MRI findings in CJD. (A,B) A patient with probable variant CJD and three common MRI patterns in sporadic CJD: (C,D) predominantly subcortical, (E,F) both cortical and subcortical, and (G,H) predominantly cortical. Note that in sporadic CJD the abnormalities are always (C,E,G) more evident on DWI than (D,F,H) on FLAIR images. (A,B) A 21-year-old woman with probable variant CJD with MRI showing bilateral thalamic hyperintensity in the mesial pars (mainly dorsomedian nucleus) and posterior pars (pulvinar) of the thalamus, the so-called “double hockey stick sign.” Also note the “pulvinar sign,” with the posterior thalamus (pulvinar) being more hyperintense than the anterior putamen.

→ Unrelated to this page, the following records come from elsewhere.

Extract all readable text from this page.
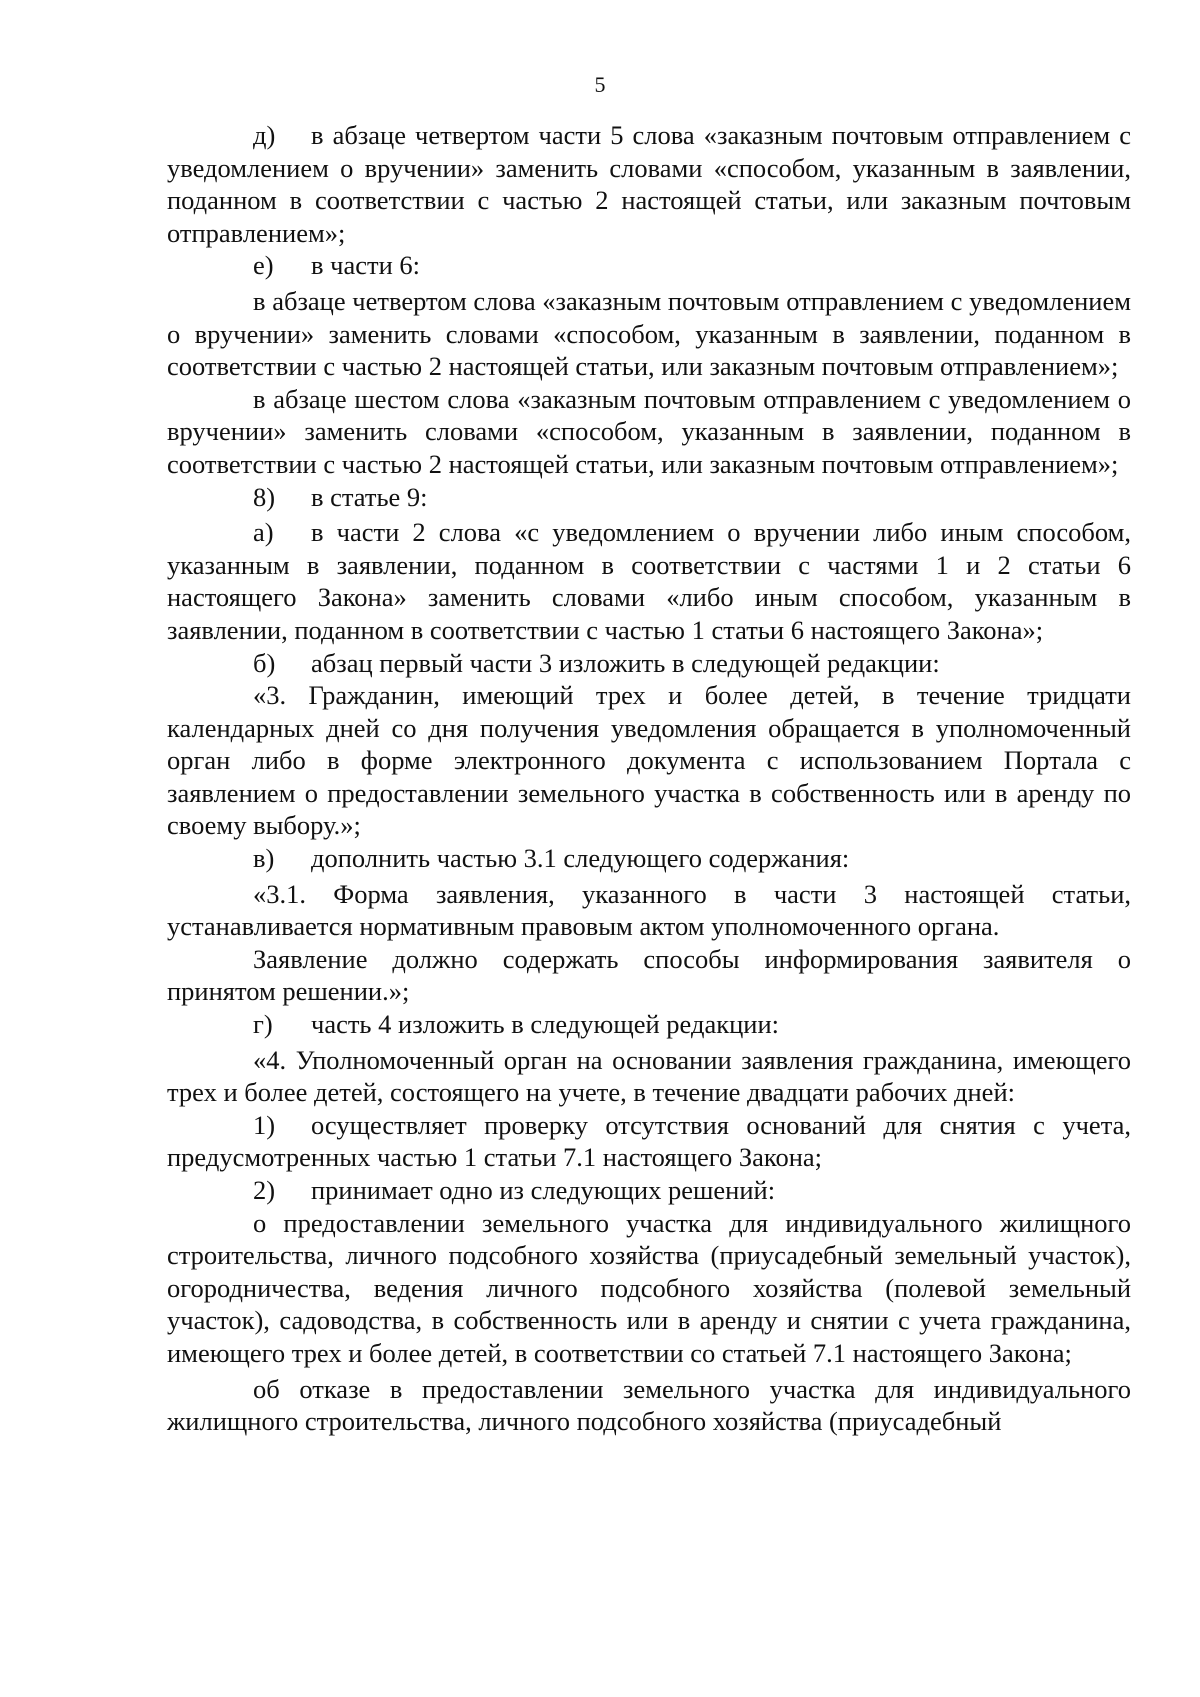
5

д) в абзаце четвертом части 5 слова «заказным почтовым отправлением с уведомлением о вручении» заменить словами «способом, указанным в заявлении, поданном в соответствии с частью 2 настоящей статьи, или заказным почтовым отправлением»;

е) в части 6:

в абзаце четвертом слова «заказным почтовым отправлением с уведомлением о вручении» заменить словами «способом, указанным в заявлении, поданном в соответствии с частью 2 настоящей статьи, или заказным почтовым отправлением»;

в абзаце шестом слова «заказным почтовым отправлением с уведомлением о вручении» заменить словами «способом, указанным в заявлении, поданном в соответствии с частью 2 настоящей статьи, или заказным почтовым отправлением»;

8) в статье 9:

а) в части 2 слова «с уведомлением о вручении либо иным способом, указанным в заявлении, поданном в соответствии с частями 1 и 2 статьи 6 настоящего Закона» заменить словами «либо иным способом, указанным в заявлении, поданном в соответствии с частью 1 статьи 6 настоящего Закона»;

б) абзац первый части 3 изложить в следующей редакции:

«3. Гражданин, имеющий трех и более детей, в течение тридцати календарных дней со дня получения уведомления обращается в уполномоченный орган либо в форме электронного документа с использованием Портала с заявлением о предоставлении земельного участка в собственность или в аренду по своему выбору.»;

в) дополнить частью 3.1 следующего содержания:

«3.1. Форма заявления, указанного в части 3 настоящей статьи, устанавливается нормативным правовым актом уполномоченного органа.

Заявление должно содержать способы информирования заявителя о принятом решении.»;

г) часть 4 изложить в следующей редакции:

«4. Уполномоченный орган на основании заявления гражданина, имеющего трех и более детей, состоящего на учете, в течение двадцати рабочих дней:

1) осуществляет проверку отсутствия оснований для снятия с учета, предусмотренных частью 1 статьи 7.1 настоящего Закона;

2) принимает одно из следующих решений:

о предоставлении земельного участка для индивидуального жилищного строительства, личного подсобного хозяйства (приусадебный земельный участок), огородничества, ведения личного подсобного хозяйства (полевой земельный участок), садоводства, в собственность или в аренду и снятии с учета гражданина, имеющего трех и более детей, в соответствии со статьей 7.1 настоящего Закона;

об отказе в предоставлении земельного участка для индивидуального жилищного строительства, личного подсобного хозяйства (приусадебный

The three sporadic CJD cases are pathology-proven. (C,D) A 52-year-old woman with MRI showing strong hyperintensity in bilateral striatum (solid arrows, both caudate and putamen) and slight hyperintensity in mesial and posterior thalamus (dotted arrow). (E,F) A 68-year-old man with MRI showing hyperintensity in bilateral striatum (note anteroposterior gradient in the putamen, which is commonly seen in CJD), thalamus, right insula (dotted arrow), anterior and posterior cingulate gyrus (arrow, L > R), and left temporal-parietal-occipital junction (arrow). (G,H) A 76-year-old woman with MRI showing diffuse hyperintense signal mainly in bilateral parietal and occipital cortex, right posterior insula (dashed arrow) and left inferior frontal cortex (arrow), but no significant subcortical abnormalities. CJD, Creutzfeldt-Jakob disease; MRI, magnetic resonance imaging; DWI, diffusion-weighted imaging; FLAIR, fluid-attenuated inversion recovery.

Figure 7

Two cases of non–prion-related rapidly progressive dementia or ataxia syndromes. Note that in these cases, the abnormalities are best seen in FLAIR images. (A,B) A 66-year-old man with intravascular lymphoma. (B) FLAIR multifocal abnormalities involving cerebral and cerebellar gray and white matter in a vascular distribution. These lesions, also involving the right hippocampus, showed patchy enhancement after contrast administration (not shown). (A) DWI shows a right periventricular focal region with diffusion restriction; DWI hyperintensity is common in lymphomas. (C,D) A 65-year-old woman with anti-Yo paraneoplastic cerebellitis. MRI shows mild diffuse hyperintensity of the cerebellar, compared with the cerebral, cortex with slight atrophy of the lateral folia. Note (D) the strong hyperintense FLAIR signal in superior, medial cerebellum (arrows), and (C) no major hyperintensity in the axial DWI scan. (E,F) A 60-year-old woman with paraneoplastic limbic encephalitis and FLAIR MRI showing hyperintensity of bilateral insula, medial (arrows) and inferior temporal cortex, hippocampus, amygdala (F) on FLAIR and only subtle hyperintensity (E) on DWI. FLAIR, fluid-attenuated inversion recovery; DWI, diffusion-weighted imaging; MRI, magnetic resonance imaging.